Libraries: Open books | Editorial

People who know how borrowing books helped to transform their own lives now need to hold their councils to account

Naturally, those who most loved libraries as children are now their most articulate supporters. Some were dismayed by Margaret Hodge's report on public libraries earlier this year, which praised the network as "a triumph of infrastructure and branding". In the coalition era, they may be equally crestfallen at the Future Libraries Programme's promise of "customer service improvement opportunities" in Greater Manchester.

Do not be deceived by the familiar jargon. The government's current vision is very different from Lady Hodge's. The 10 projects are testbeds for many of the ideas that the coalition would like to apply to other public services. Two London boroughs are considering a merger of their library provision. Suffolk wants community groups to manage them. Most controversially, some of Bradford's books could be moved into shops. Lady Hodge's excellent suggestion that a library card be issued automatically to every baby has been ignored. More understandably, her enthusiasm for ebook lending – which sounds pleasingly modern, but is fraught with copyright and technical obstacles – has also gone. National guarantees are out; cheaper offerings, aimed specifically at the communities they serve, are in.

Recruiting more volunteers to help run libraries is a laudable idea (though it may well come at the expense of professional librarians' jobs). Only 15,000 people currently volunteer.

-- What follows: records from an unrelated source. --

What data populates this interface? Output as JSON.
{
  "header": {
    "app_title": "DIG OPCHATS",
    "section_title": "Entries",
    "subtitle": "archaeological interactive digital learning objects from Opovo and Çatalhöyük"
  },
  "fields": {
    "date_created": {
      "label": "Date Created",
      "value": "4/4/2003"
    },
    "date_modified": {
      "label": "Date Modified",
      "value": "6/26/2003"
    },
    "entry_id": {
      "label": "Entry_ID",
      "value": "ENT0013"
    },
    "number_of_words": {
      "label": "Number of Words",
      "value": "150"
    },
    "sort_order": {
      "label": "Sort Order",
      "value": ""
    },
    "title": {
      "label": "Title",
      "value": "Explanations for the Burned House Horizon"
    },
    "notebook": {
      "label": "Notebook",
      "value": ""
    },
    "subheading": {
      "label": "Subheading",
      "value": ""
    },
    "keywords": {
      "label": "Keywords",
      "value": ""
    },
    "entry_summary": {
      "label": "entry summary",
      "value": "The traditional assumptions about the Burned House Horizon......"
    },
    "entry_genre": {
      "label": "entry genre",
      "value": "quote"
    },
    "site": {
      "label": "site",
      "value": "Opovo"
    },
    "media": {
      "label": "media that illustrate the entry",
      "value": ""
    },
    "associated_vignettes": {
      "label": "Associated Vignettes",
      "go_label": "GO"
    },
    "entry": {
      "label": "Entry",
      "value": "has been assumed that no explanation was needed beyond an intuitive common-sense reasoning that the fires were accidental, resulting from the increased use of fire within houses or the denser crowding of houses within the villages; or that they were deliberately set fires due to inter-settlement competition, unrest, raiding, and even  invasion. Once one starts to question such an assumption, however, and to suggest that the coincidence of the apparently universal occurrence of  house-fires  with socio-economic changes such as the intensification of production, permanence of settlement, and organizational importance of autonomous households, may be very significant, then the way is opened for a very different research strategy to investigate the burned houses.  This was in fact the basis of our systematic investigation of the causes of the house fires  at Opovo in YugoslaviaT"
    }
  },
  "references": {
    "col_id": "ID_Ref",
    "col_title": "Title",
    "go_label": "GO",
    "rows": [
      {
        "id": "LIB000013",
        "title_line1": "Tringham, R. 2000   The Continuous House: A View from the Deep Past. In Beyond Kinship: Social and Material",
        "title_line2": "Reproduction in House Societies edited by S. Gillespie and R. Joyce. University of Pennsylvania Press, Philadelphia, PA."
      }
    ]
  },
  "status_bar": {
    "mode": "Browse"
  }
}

The internet has made some of libraries' traditional functions almost redundant, as well as driving down the cost of books for those who can afford them. Yet given the pressures they face, libraries have held up rather well: 83m children's books were issued last year, which represents around 90% of the number lent out a decade earlier. The same period has seen broadband installed in every library and a boom in reading groups.

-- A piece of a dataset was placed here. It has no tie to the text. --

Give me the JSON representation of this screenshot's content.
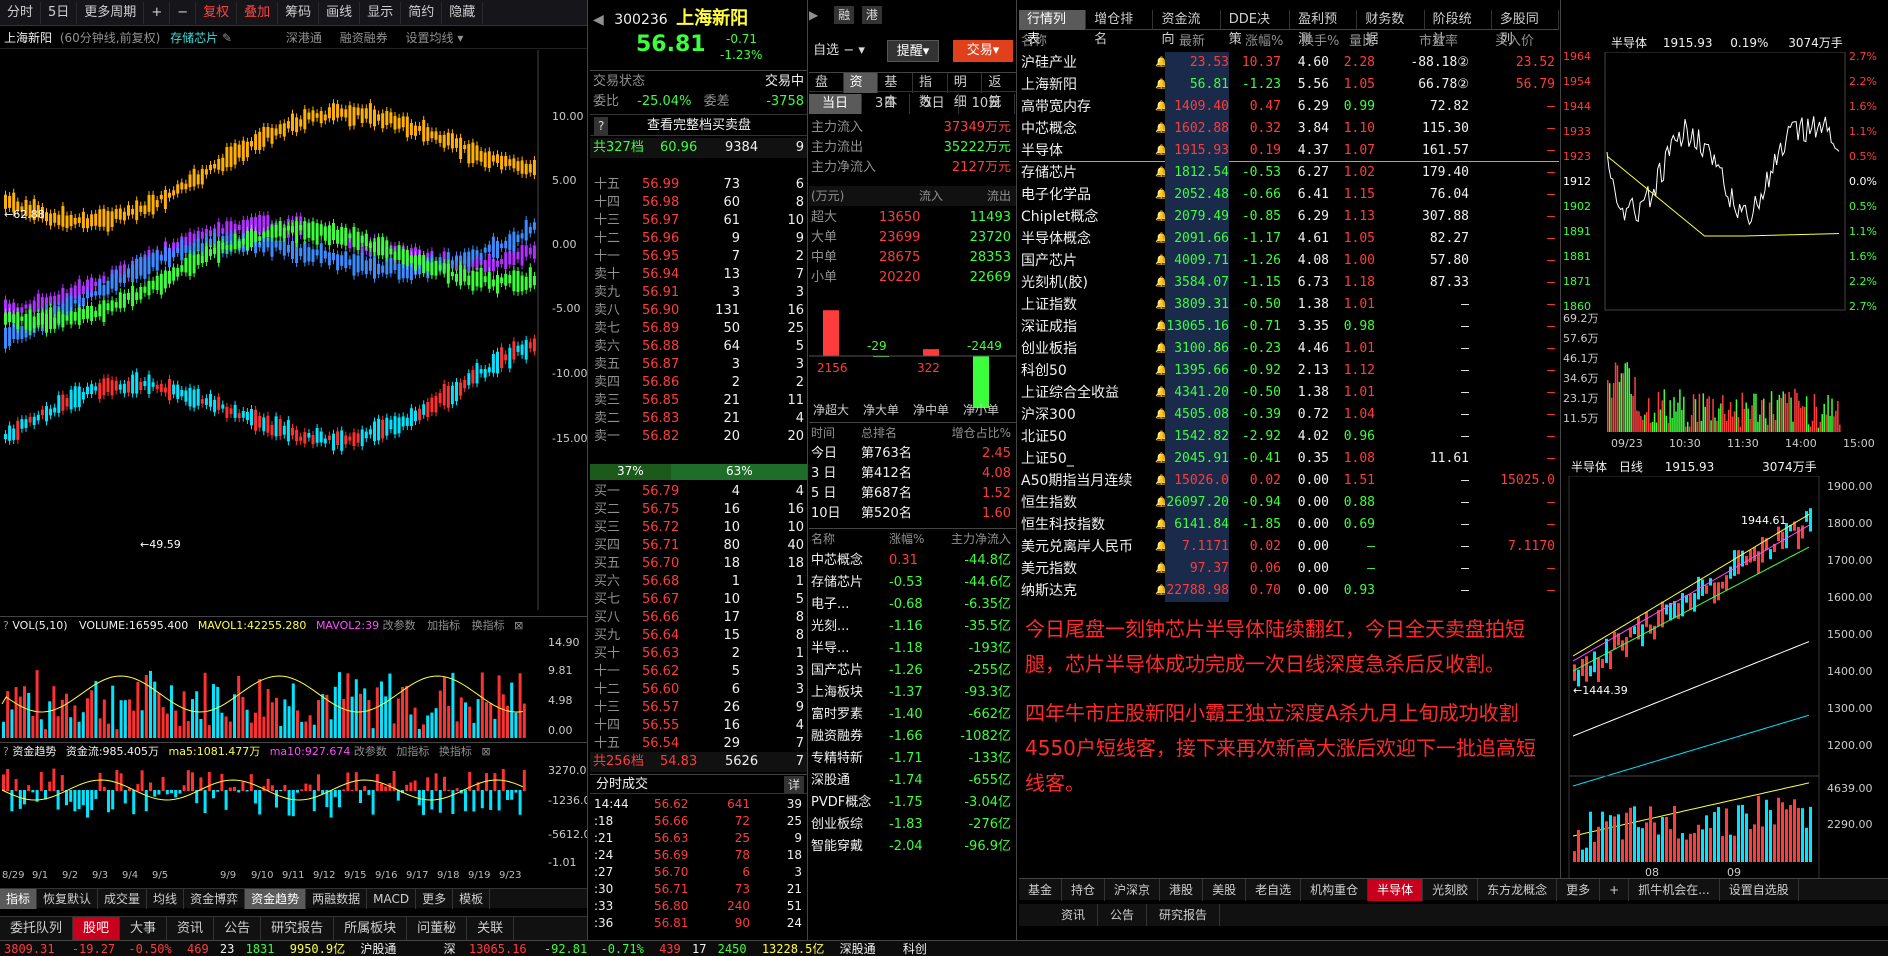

Faced with budget cuts, many councils will be tempted to retrench. They will freeze new acquisitions, cut opening hours, and perhaps charge for book clubs and children's storytimes. Some libraries will probably close altogether. The risk is that this is done as quietly as possible, in order to avoid an outcry, and without giving local people the opportunity to support their services in ways that may not have occurred to them. But a bigger risk exists: that libraries in affluent market towns are saved thanks to middle-class activism, while those in poorer areas see their book stocks shipped off to a windowless room in the supermarket on the ring road. People who know how borrowing books helped to transform their own lives now need to hold their councils to account – and not just for their own sakes.